And as I see that I cannot trust much of what is going on around me, I’ve been struck recently by how often I trust myself in all the wrong ways. I am so prone to believe my own terrible advice, and so prone to doubt and despair when things don’t work out the way I think they should.
...When I lose hope and despair, does that not show that I am more confident in the strength of the world than the strength of my God Who created it? I trust my ability to understand the situation I am in instead of trusting the almighty God Who is at work in even the most difficult of circumstances. I am more confident in my own weakness than I am in God’s strength. In the end, it’s a worship issue. I am not worshiping God when I forsake His word for my own advice. I am not worshiping God when I refuse to trust Him with all that is going on.

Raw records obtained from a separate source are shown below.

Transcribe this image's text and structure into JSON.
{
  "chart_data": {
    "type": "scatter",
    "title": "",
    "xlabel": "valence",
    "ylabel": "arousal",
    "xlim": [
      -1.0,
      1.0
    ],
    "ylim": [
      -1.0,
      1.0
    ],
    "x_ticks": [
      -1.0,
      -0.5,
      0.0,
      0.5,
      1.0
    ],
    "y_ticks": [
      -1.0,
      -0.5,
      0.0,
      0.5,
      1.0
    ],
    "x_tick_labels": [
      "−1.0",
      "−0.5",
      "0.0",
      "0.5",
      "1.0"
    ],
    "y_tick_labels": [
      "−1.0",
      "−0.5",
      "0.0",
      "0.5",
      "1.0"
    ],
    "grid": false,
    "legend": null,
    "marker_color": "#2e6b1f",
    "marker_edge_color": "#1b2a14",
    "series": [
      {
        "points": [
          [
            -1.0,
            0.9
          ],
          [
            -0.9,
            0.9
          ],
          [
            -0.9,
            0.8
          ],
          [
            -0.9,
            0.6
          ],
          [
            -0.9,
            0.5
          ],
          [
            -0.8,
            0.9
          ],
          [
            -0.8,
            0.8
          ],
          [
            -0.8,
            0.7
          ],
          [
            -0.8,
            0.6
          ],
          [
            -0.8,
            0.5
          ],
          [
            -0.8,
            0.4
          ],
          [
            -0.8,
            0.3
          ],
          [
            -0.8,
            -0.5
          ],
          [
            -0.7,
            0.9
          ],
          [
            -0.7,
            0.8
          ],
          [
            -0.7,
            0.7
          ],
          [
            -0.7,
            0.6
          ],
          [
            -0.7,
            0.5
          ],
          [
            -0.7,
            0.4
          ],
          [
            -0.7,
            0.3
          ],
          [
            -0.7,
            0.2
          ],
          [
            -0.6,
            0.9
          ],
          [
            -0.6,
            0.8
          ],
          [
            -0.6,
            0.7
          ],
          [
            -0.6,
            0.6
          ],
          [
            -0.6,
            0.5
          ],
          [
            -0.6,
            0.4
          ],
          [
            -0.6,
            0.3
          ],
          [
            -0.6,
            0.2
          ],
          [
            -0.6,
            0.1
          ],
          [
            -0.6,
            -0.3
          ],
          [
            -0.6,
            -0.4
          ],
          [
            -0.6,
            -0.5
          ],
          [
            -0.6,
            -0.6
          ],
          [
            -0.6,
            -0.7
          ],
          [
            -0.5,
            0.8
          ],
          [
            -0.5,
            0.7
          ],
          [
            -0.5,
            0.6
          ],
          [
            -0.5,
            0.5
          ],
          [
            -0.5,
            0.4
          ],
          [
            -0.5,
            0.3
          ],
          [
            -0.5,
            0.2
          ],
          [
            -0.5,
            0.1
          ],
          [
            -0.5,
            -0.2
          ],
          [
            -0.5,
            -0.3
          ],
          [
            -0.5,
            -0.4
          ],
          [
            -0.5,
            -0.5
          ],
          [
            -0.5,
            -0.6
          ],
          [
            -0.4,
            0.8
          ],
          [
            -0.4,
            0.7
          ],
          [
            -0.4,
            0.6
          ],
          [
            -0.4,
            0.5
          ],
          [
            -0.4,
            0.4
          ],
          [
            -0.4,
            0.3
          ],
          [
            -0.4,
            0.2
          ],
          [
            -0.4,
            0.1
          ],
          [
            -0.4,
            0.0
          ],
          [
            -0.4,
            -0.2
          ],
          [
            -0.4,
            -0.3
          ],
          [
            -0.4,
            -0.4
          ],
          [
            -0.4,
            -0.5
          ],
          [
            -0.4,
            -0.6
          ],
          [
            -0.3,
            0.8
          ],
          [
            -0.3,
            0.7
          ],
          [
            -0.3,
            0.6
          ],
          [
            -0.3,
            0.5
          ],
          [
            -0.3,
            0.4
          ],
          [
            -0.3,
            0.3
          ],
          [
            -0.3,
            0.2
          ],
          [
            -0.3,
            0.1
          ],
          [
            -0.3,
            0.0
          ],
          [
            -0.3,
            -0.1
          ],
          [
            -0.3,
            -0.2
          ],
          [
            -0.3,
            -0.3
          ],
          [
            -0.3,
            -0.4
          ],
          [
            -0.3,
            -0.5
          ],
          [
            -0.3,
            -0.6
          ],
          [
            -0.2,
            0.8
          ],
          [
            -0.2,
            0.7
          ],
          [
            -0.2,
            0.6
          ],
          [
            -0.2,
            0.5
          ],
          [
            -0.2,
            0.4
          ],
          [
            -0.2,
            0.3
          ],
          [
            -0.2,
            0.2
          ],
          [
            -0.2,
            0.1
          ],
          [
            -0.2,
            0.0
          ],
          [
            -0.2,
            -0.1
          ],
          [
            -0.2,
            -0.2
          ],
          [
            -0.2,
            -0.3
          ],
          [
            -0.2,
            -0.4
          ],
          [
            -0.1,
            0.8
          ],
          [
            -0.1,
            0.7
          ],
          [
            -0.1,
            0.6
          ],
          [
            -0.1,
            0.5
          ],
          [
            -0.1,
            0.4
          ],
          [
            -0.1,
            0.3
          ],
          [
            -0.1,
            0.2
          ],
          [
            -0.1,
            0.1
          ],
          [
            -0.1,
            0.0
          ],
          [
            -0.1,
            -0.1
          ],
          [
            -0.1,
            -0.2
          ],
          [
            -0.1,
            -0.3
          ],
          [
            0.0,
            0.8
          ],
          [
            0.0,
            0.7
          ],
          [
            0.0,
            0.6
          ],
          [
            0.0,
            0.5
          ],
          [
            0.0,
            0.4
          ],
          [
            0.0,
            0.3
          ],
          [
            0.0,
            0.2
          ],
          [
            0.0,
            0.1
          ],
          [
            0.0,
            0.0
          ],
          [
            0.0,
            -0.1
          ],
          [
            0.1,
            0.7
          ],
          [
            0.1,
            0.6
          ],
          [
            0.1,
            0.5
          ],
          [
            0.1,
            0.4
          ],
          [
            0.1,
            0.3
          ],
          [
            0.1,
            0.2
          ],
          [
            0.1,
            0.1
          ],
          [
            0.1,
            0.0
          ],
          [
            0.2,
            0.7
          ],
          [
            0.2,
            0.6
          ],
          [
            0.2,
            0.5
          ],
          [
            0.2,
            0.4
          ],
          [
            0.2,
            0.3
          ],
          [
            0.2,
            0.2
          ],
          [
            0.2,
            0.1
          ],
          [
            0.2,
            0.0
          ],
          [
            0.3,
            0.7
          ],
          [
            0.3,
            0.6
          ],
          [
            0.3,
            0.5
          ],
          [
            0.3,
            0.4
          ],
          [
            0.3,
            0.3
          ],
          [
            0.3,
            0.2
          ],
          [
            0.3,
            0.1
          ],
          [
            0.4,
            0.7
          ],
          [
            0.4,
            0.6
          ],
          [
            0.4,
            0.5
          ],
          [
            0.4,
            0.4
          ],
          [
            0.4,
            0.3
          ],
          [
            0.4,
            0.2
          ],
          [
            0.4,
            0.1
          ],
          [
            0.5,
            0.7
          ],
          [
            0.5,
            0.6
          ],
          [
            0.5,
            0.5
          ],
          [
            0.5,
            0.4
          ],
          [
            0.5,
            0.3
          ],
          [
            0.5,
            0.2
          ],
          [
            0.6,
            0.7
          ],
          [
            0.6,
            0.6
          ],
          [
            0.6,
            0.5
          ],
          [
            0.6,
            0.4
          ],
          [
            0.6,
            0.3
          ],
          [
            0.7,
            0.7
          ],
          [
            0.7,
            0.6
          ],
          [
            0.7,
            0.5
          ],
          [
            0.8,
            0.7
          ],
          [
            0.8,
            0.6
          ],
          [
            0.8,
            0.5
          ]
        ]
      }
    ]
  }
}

It’s all backwards. I’m all backwards. And I need the Gospel to rescue me once again from these things. ...God calls me to trust Him, to rely on Him, to worship Him. He calls me to be free of my own self-confidence, self-reliance, self-worship. He calls me to doubt myself and believe in Him. Only in Christ are we able to say that we are both more sinful and weak than we would like to admit, and yet more loved that we could ever dare to dream.
I’m trying to trust myself less, even as I realize that so much around me is like shifting sand and untrustworthy. This world is subject to constant change, and my heart seems to flow right with it. I need a Rock to stand on. Fortunately Jesus has given us that Rock—Himself. And, as I seek to love and know Him, He continually reminds me that He has made me one with Him and His Father, and I really have nothing to fear. I’m so thankful that He does not leave me to die as I trust myself, but rescues me even then.